Vitaminas, minerais e fitonutrientes: quando suplementar?

A evidência científica sobre os benefícios da suplementação com micronutrientes é relativamente escassa e um dos motivos passa pela dificuldade de separar o efeito da alimentação da acção de uma dose extra através de suplementos. Parâmetros como a biodisponibilidade, o estado desse indivíduo nesse nutriente e a sua ingestão através da alimentação influenciam de forma significativa o efeito , a par do próprio estilo de vida do indivíduo. E as pessoas não são todas iguais, a necessidade de um indivíduo pode ser completamente distinta e de outro, se já o observamos a nível macro imagine a nível de microcomponentes. Por isso mesmo suplementar nem sempre é uma boa ideia antes de saber o porquê , o como e o quando. 

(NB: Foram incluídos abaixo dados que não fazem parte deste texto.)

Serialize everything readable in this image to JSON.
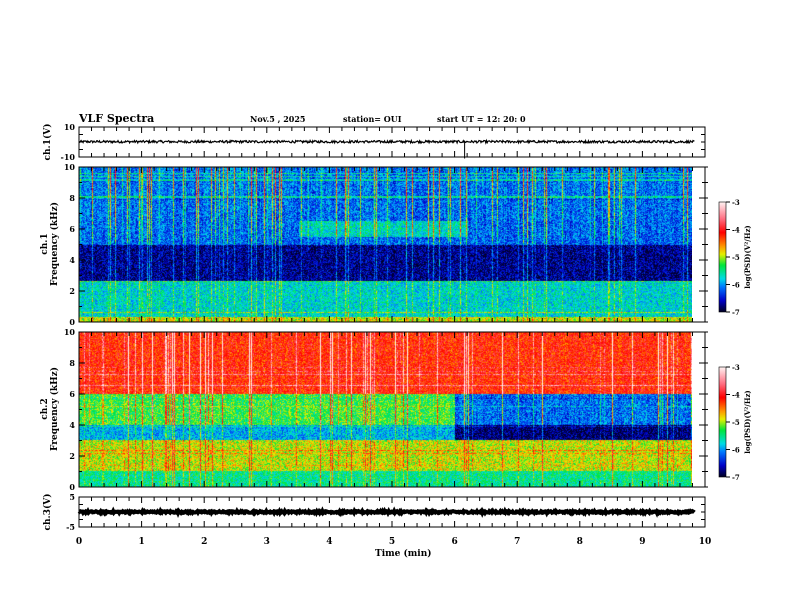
{
  "header": {
    "title": "VLF Spectra",
    "date": "Nov.5  , 2025",
    "station": "station= OUI",
    "start": "start  UT =   12: 20: 0"
  },
  "colors": {
    "axis": "#000000",
    "background": "#ffffff"
  },
  "chart_data": [
    {
      "type": "line",
      "name": "ch1-waveform",
      "ylabel": "ch.1(V)",
      "ylim": [
        -10,
        10
      ],
      "yticks": [
        "10",
        "-10"
      ],
      "xlim": [
        0,
        10
      ],
      "data_end_min": 9.83,
      "level": 0.2,
      "amplitude": 0.8
    },
    {
      "type": "heatmap",
      "name": "ch1-spectrogram",
      "ylabel_line1": "ch.1",
      "ylabel_line2": "Frequency  (kHz)",
      "ylim": [
        0,
        10
      ],
      "yticks": [
        "0",
        "2",
        "4",
        "6",
        "8",
        "10"
      ],
      "xlim": [
        0,
        10
      ],
      "data_end_min": 9.83,
      "colorbar": {
        "label": "log(PSD)(V²/Hz)",
        "range": [
          -7,
          -3
        ],
        "ticks": [
          "-3",
          "-4",
          "-5",
          "-6",
          "-7"
        ]
      },
      "bands_kHz": [
        {
          "f": [
            0,
            0.3
          ],
          "level": -5.0
        },
        {
          "f": [
            0.3,
            2.6
          ],
          "level": -5.8
        },
        {
          "f": [
            2.6,
            5.0
          ],
          "level": -6.8
        },
        {
          "f": [
            5.0,
            10
          ],
          "level": -6.3
        }
      ]
    },
    {
      "type": "heatmap",
      "name": "ch2-spectrogram",
      "ylabel_line1": "ch.2",
      "ylabel_line2": "Frequency  (kHz)",
      "ylim": [
        0,
        10
      ],
      "yticks": [
        "0",
        "2",
        "4",
        "6",
        "8",
        "10"
      ],
      "xlim": [
        0,
        10
      ],
      "data_end_min": 9.83,
      "colorbar": {
        "label": "log(PSD)(V²/Hz)",
        "range": [
          -7,
          -3
        ],
        "ticks": [
          "-3",
          "-4",
          "-5",
          "-6",
          "-7"
        ]
      },
      "bands_kHz": [
        {
          "f": [
            0,
            1
          ],
          "level": -5.6
        },
        {
          "f": [
            1,
            3
          ],
          "level": -5.0
        },
        {
          "f": [
            3,
            4
          ],
          "level": -6.0
        },
        {
          "f": [
            4,
            6
          ],
          "level": -5.4
        },
        {
          "f": [
            6,
            10
          ],
          "level": -4.3
        }
      ]
    },
    {
      "type": "line",
      "name": "ch3-waveform",
      "ylabel": "ch.3(V)",
      "ylim": [
        -5,
        5
      ],
      "yticks": [
        "5",
        "-5"
      ],
      "xlim": [
        0,
        10
      ],
      "data_end_min": 9.83,
      "level": 0.0,
      "amplitude": 0.3
    }
  ],
  "xaxis": {
    "label": "Time  (min)",
    "ticks": [
      "0",
      "1",
      "2",
      "3",
      "4",
      "5",
      "6",
      "7",
      "8",
      "9",
      "10"
    ]
  }
}
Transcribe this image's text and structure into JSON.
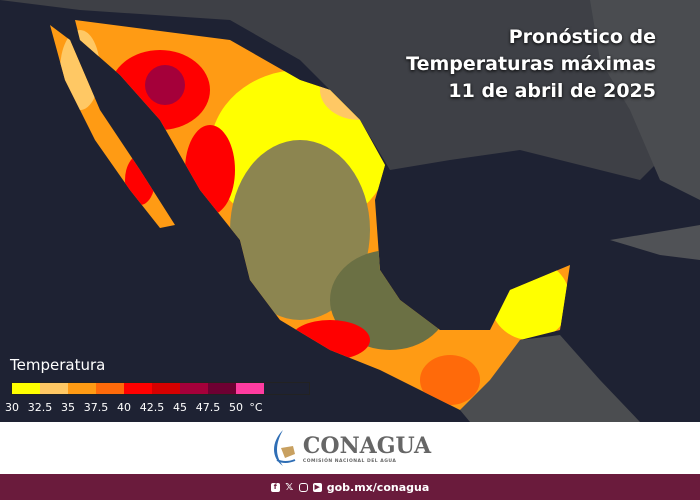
{
  "title": {
    "line1": "Pronóstico de",
    "line2": "Temperaturas máximas",
    "line3": "11 de abril de 2025"
  },
  "legend": {
    "title": "Temperatura",
    "unit": "°C",
    "ticks": [
      "30",
      "32.5",
      "35",
      "37.5",
      "40",
      "42.5",
      "45",
      "47.5",
      "50"
    ],
    "colors": [
      "#ffff00",
      "#ffc864",
      "#ff9b14",
      "#ff6a0a",
      "#ff0000",
      "#d60000",
      "#a5003a",
      "#6e0032",
      "#ff3ca0"
    ]
  },
  "colors": {
    "ocean": "#1e2233",
    "land": "#6b7044",
    "footer": "#6a1b3c"
  },
  "logo": {
    "name": "CONAGUA",
    "subtitle": "COMISIÓN NACIONAL DEL AGUA"
  },
  "footer": {
    "icons": [
      "facebook-icon",
      "x-icon",
      "instagram-icon",
      "youtube-icon"
    ],
    "url": "gob.mx/conagua"
  }
}
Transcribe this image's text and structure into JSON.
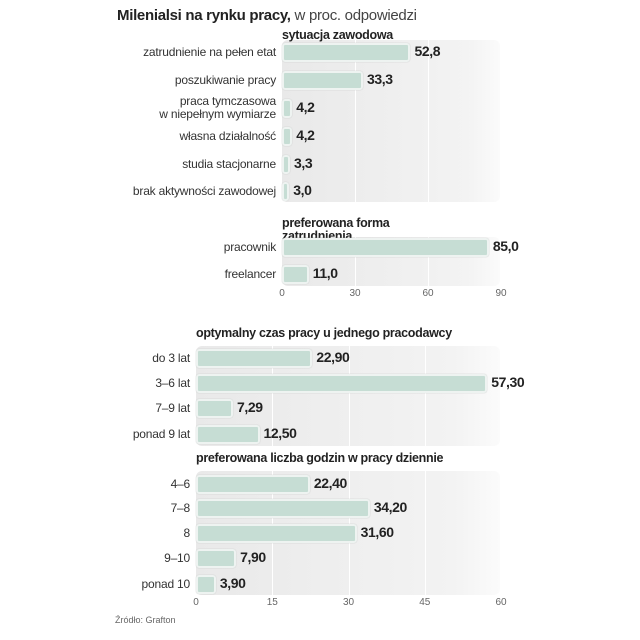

As necessidades em vitaminas, minerais e fitonutrientes são satisfeitas por bons hábitos alimentares e de estilo de vida, no entanto pode haver um gatilho para surgir alguma carência quando:

  • O indivíduo altera as suas escolhas alimentares, por qualquer motivo como a falta de tempo ou maior apetite por alimentos processados e transformados. Diminui a  ingestão de micronutrientes devido à alteração dos hábitos alimentares;
  • As necessidades aumentam devido a factores extrínsecos como o stress profissional, problemas emocionais que alterem o humor e promovam ansiedade e até a própria actividade científica. Aqui a ingestão pode ser a mesma, mas o indivíduo não compensou com o aumento de necessidades;
  • Os alimentos, mesmo quando bem escolhidos, não têm o que esperamos. Há vários motivos para que tal aconteça, destacamos 3: processamento, tempo de armazenamento e agricultura extensiva. Aqui a ingestão pode ser adequada mas as fontes não estão a ir ao encontro do que pretendemos.

 

Partindo destes pressupostos, a necessidade de suplementação é:

  1. Personalizada
  2. Variável ao longo do tempo
  3. Um complemento da alimentação

 

O problema é que muitas pessoas têm sintomas claros de carência nutricional e consideram “normal” porque sempre se sentiram assim. São sintomas muitas vezes ignorados porque parecem consequência de hábitos de vida mas que vão agravando o bem-estar e a produtividade da pessoa até ao ponto de afectarem a saúde. Eis alguns exemplos mais comuns:

  • Dores de cabeça
  • Obstipação
  • Cãibras, espasmos ou contracturas musculares
  • Alterações de memória, foco e concentração
  • Varizes ou dificuldades no retorno venoso (pernas pesadas, cansadas) mesmo quando passa o dia sentado/a

Por isso mesmo, quando procura uma suplementação em micronutrientes, é essencial fazer uma avaliação cuidada e adequada com um profissional de nutrição e não “tomar por tomar”. Uma análise cuidada vai poder identificar:

  • as necessidades urgentes
  • as oportunidades de melhoria que podemos tentar retocar com a alimentação
  • uma tendência que pode ser algo temporário mas em que devemos manter a atenção (ex:. retenção de líquidos,  dores articulares)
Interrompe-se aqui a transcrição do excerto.